Last Updated on 05/02/2022 by Nidhi Khandelwal
A now-patched security weakness in Apple iOS was used by a different surveillance firm dubbed QuaDream to hack into the company’s devices, which was previously discovered to be exploited by Israeli company NSO Group.
FORCEDENTRY is the zero-click exploit in question, a hole in iMessage that could be used to bypass iOS security and install spyware, allowing attackers to collect a plethora of information including contacts, emails, files, conversations, and images, as well as access to the phone’s camera and microphone.
REIGN, QuaDream’s spyware, works similarly to NSO Group’s Pegasus in that it gives users complete control over their devices. Apple fixed the fundamental flaw in September 2021 and later sued NSO Group for utilizing the exploit to launch surveillanceware attacks on iPhones.

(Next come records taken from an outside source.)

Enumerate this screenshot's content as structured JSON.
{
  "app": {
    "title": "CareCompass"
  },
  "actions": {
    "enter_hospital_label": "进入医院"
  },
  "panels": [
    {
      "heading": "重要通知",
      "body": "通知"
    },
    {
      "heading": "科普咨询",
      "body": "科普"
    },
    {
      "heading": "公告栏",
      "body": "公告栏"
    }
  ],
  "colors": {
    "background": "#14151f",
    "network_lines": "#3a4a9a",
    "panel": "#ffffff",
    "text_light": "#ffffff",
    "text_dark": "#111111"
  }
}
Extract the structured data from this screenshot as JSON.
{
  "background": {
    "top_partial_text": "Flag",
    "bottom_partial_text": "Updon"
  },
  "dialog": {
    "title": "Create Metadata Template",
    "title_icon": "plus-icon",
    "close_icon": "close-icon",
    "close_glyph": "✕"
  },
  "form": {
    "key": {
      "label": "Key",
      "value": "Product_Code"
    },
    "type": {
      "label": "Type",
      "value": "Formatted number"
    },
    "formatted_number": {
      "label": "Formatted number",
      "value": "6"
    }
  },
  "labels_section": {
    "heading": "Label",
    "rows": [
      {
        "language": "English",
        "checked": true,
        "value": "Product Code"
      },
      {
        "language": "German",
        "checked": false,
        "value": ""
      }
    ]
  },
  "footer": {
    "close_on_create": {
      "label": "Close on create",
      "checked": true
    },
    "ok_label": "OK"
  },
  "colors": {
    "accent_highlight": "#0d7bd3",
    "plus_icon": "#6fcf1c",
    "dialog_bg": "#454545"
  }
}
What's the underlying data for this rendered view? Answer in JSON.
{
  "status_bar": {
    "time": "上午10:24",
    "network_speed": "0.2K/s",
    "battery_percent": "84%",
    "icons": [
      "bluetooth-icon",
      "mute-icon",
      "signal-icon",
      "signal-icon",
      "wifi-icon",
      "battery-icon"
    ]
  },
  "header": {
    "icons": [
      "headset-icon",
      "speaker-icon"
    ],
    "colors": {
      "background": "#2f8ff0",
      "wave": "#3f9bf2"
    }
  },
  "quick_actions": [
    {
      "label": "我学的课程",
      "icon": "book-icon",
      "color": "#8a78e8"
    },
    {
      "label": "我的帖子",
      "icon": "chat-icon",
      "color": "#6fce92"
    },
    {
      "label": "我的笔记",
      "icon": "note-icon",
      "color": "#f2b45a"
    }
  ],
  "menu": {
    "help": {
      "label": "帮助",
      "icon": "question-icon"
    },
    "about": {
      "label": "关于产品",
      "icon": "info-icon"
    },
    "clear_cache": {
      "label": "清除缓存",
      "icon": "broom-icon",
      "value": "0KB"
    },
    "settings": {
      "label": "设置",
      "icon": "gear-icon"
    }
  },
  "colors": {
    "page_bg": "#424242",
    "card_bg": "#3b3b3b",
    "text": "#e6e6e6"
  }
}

The news comes after The New York Times published an explosive expose late last month detailing the CIA’s use of Pegasus to combat terrorism in Djibouti, as well as its acquisition by a number of countries, including India, Mexico, Saudi Arabia, and the United Arab Emirates.
The US Federal Bureau of Inquiry (FBI) “purchased and tested NSO software for years with plans to use it for domestic spying until the agency finally chose last year not to deploy the capabilities,” according to the year-long investigation.
Furthermore, the new Phantom system is thought to have been outfitted with the ability to target phone lines in the United States, contradicting the company’s prior statements that its spyware cannot be used on numbers with a +1 country code.
The FBI acknowledged to The Washington Post earlier this week that it had obtained a license to use the programme and test its capabilities on phones that used foreign SIM cards. The agency did note, however, that the software was only used “for product testing and evaluation,” and that it was never used operationally or to support any investigation.